I.
The Lion of St. Mark’s upon the glass
Shield in my window reddens, as the night
Enchants the swinging dories to its terrors,
And dulls your distant wind-stung eyes; alas,
Your portrait, coiled in German-silver hawsers, mirrors
The sunset as a dragon. Enough light
Remains to see you through your varnish. Giving
Your life has brought you closer to your friends;
Yes, it has brought you home. All’s well that ends:
Achilles dead is greater than the living;
My mind holds you as I would have you live,
A wintering dragon. Summer was too short
When we went picnicking with telescopes
And crocking leather handbooks to that fort
Above the lank and heroned Sheepscot, where its slopes
Are clutched by hemlocks—spotting birds. I give
You back that idyll, Brother. Was it more?

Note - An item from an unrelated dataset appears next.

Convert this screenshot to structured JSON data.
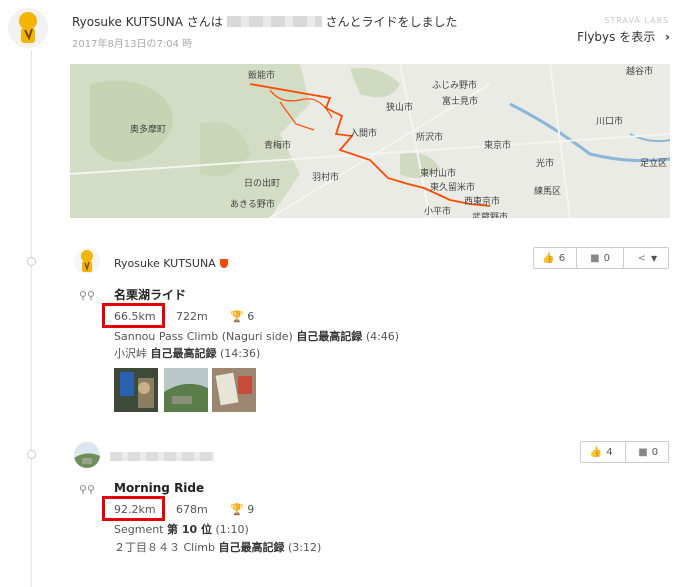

Remember riding, scotching with your spur
That four-foot milk-snake in a juniper?
Father shellacked it to the ice-house door.
Then you were grown; I left you on your own.
We will forget that August twenty-third,
When Mother motored with the maids to Stowe,
And the pale summer shades were drawn—so low
No one could see us; no, nor catch your hissing word,
As false as Cressid! Let our deaths atone:
The fingers on your sword-knot are alive,
And Hope, that fouls my brightness with its grace,
Will anchor in the narrows of your face.
My husband’s Packard crunches up the drive.